AoS is a more natural representation while SoA does have its benefit towards performance because:

  • Properties can be shared / compressed. For the example above, the color property can be shared and saved as color: 'red' instead of color: ['red', 'red'].
  • Properties are saved as arrays can take advantage of using Transferable instead of stringify for more compact and efficient serialization / deserialization. For example:
x: %X_ARRAY%,
color: ‘red’
const x_array = new Int32Array([…])// copy over the x array
worker.postMessage({%X_ARRAY%: x_array});
  • There is a feature being proposed for JavaScript (which is not will supported yet) called SIMD. It can optimize the application of the same transformation / instruction to multiple data. For example, to find the right edge of a charge we could do something like below and it would apply to all the rectangles in the buffer. If the data is in SoA form, we can expect to utilize SIMD to maximize the performance.
structure.right = structure.x.add(structure.w)

Stateless vs Stateful Worker

Originally I tried to use stateless workers but this resulted in a lot of repeated serialization and deserialization. By making the workers stateful I could now process a series of tasks with less overhead.


After applying the optimizations I ran a test on my 16 core machine. The test setup is 8 charts with 8 workers.

In my first attempt I only ported three util services (out of four parts). The first util service ran concurrently on eight workers (see the profiling diagram below). However, there are still some other time consuming logic on the main thread, interfering with scheduling of the second worker service:

Profile on 8 workers’ performance

Notice that the second util (the second yellowish section of each worker thread) was delayed in running and not all of the second util services starts at the same time (as you can see from their staggering). The third service depends on heavy serialization (the blueish sections on the main thread). These service calls were still being delayed and staggered due to scheduling contention.

Unfortunately, the result did not achieve the 8x speedup we hoped for. In the end we only achieved about a 20% speedup. I concluded for the following possible reasons:

  1. Scheduling: Even small amount of work that needs to be done in the main thread will delay the worker scheduling.
  2. Gluing work: Even after reducing the payload size, the amount of time doing stringify and parsing still cannot be overlooked. Since this work is done on the main thread it blocks scheduling too (like #1).
  3. Worker setup time: Workers have overhead for fetching and compiling the script. However, this can be alleviated by cache and inline workers.
  4. Runtime optimization: Some JS runtimes optimize for the same code path if you run it multiple times in the same context. However, if we run each of them in different contexts (threads), we have to pay for time warming up for that context. You can see this in action by looking at the pink sections in the profiling digram below which are smaller on subsequent executions. The last one is around 20% of time of the first execution.

Progressive Rendering

Even though the worker does not help much in the previous setup, it could still help in other cases. For example, we could not have multiple charts rendering sequentially due to a busy main thread. However, after adopting the workers, the main thread was freed up. I can easily render the charts with some overlap between the scripting time and the rendering time of the previous chart.
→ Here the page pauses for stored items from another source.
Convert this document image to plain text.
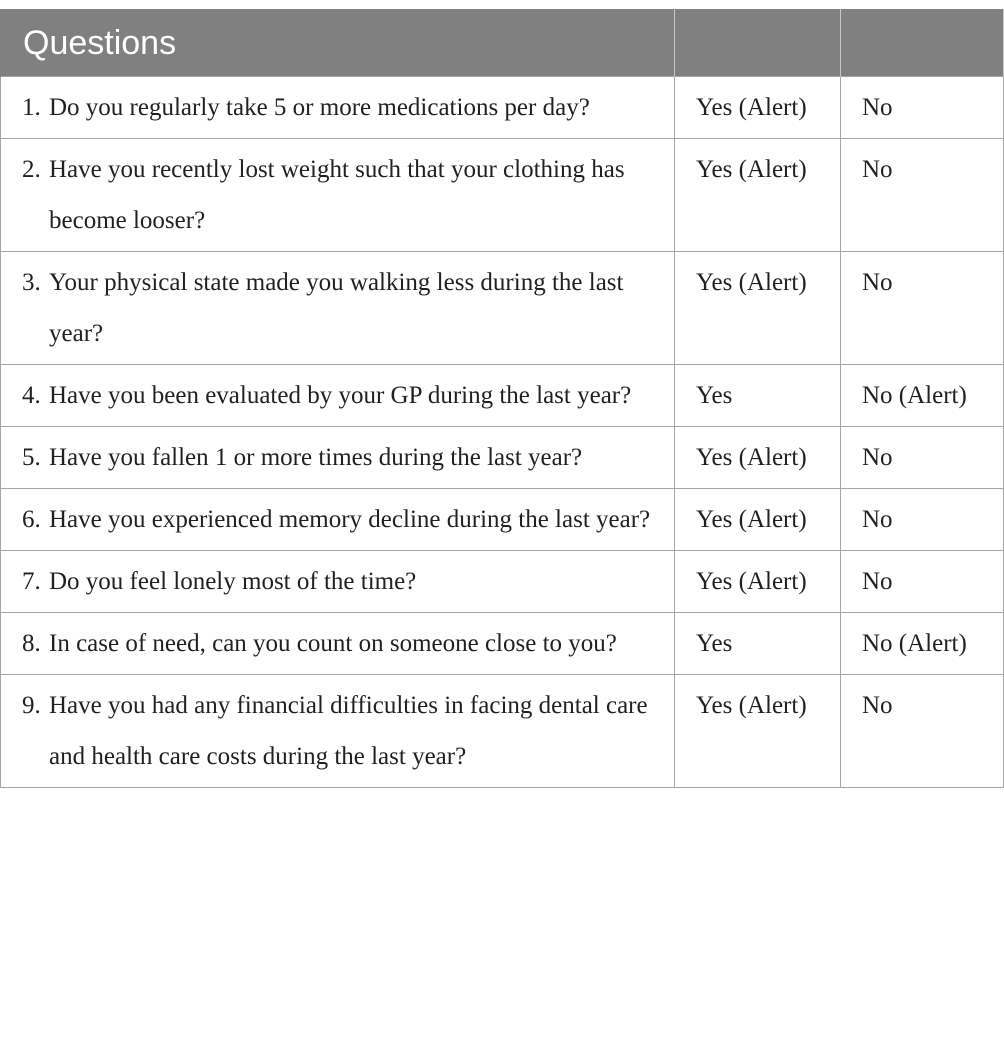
Questions		

1. Do you regularly take 5 or more medications per day?	Yes (Alert)	No

2. Have you recently lost weight such that your clothing has become looser?	Yes (Alert)	No

3. Your physical state made you walking less during the last year?	Yes (Alert)	No

4. Have you been evaluated by your GP during the last year?	Yes	No (Alert)

5. Have you fallen 1 or more times during the last year?	Yes (Alert)	No

6. Have you experienced memory decline during the last year?	Yes (Alert)	No

7. Do you feel lonely most of the time?	Yes (Alert)	No

8. In case of need, can you count on someone close to you?	Yes	No (Alert)

9. Have you had any financial difficulties in facing dental care and health care costs during the last year?	Yes (Alert)	No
It does help the perceived performance as the user will see the first chart once it has been created instead of having to wait until all of the charts have been created and the main thread freed up.


Even though Web Worker does not improve the chart rendering time, it does provide a different direction with perceived performance. Deploying workers to a synchronous system is not trivial due to the lack of APIs available to workers. I hope my experiment can help with your evaluations on whether or not you should split your execution with Web Workers. Please provide your feedback and I am more than happy to discuss this topic further.